- Starting pitcher
- Born: January 3, 1978 (age 48) Nacogdoches, Texas, U.S.
- Batted: RightThrew: Right

MLB debut
- April 16, 2002, for the Tampa Bay Devil Rays

Last MLB appearance
- September 29, 2002, for the Tampa Bay Devil Rays

MLB statistics
- Win–loss record: 0–3
- Earned run average: 6.55
- Strikeouts: 17
- Stats at Baseball Reference

Teams
- Tampa Bay Devil Rays (2002);

= Delvin James =

American baseball player (born 1978)

Delvin DeWayne James (born January 3, 1978) is an American former professional baseball pitcher in Major League Baseball who played for the Tampa Bay Devil Rays.

James attended Nacogdoches High School in Nacogdoches, Texas, where he was a five-sport star. He was the leading scorer on the school's basketball team, had a 1.43 earned run average, struck out 80 batters in 73 innings pitched and received a scholarship to play college football as a linebacker at Oklahoma State. He was a high school football teammate of Kynan Forney. He was drafted by the Devil Rays in the 14th round of the 1996 Major League Baseball draft. He was assigned to the Gulf Coast League to begin his professional career.

In September 2000, James and a minor league teammate helped apprehend a bank robber near the Tyrone Square Mall in St. Petersburg, Florida, and returned $7,600 to a SouthTrust bank.

James was called up to the Major Leagues for the first time on April 15, 2002, after pitcher Wilson Álvarez was placed on the disabled list and Travis Phelps and Jason Smith were demoted. He made his Major League debut on April 16, 2002 against the Detroit Tigers at Comerica Park. He started the game and pitched five innings, allowed two earned runs and picked up the loss. On April 27, 2002, James gave up a leadoff home run to Rickey Henderson, Henderson's 80'th leadoff home run On May 17, 2002, James was placed on the disabled list with right shoulder tendinitis.

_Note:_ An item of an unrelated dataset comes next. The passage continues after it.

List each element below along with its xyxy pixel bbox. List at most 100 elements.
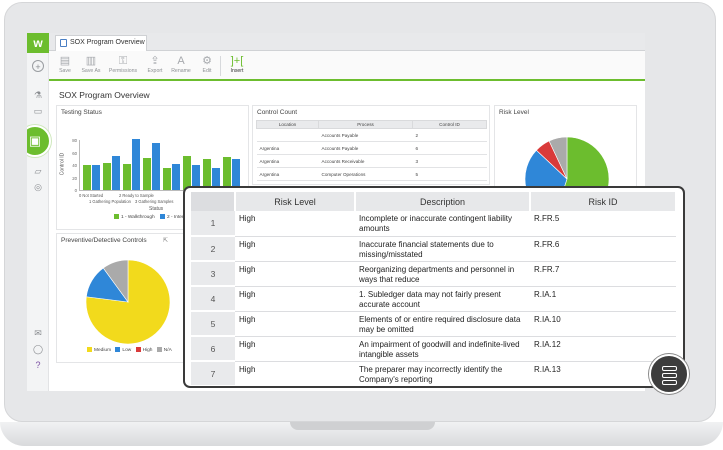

At about 3 a.m. on September 2, 2002, James was shot three times in his non-pitching shoulder and elbow at a Waffle House in Raleigh, North Carolina. James was pitching for the nearby Durham Bulls at the time. The woman he was with was paralyzed after the shooting. Only twelve days later, James was back on Tampa Bay's Major League roster and pitching against the Toronto Blue Jays at SkyDome.

James pitched in what would be his final Major League game on September 29, 2002, against the Boston Red Sox. He pitched until 2005 in the farm systems of the Devil Rays and the Anaheim Angels.

In April 2006, James told Oklahoma State football coaches that he was planning to try to walk on to the team.

James is a cousin of basketball player Damion James.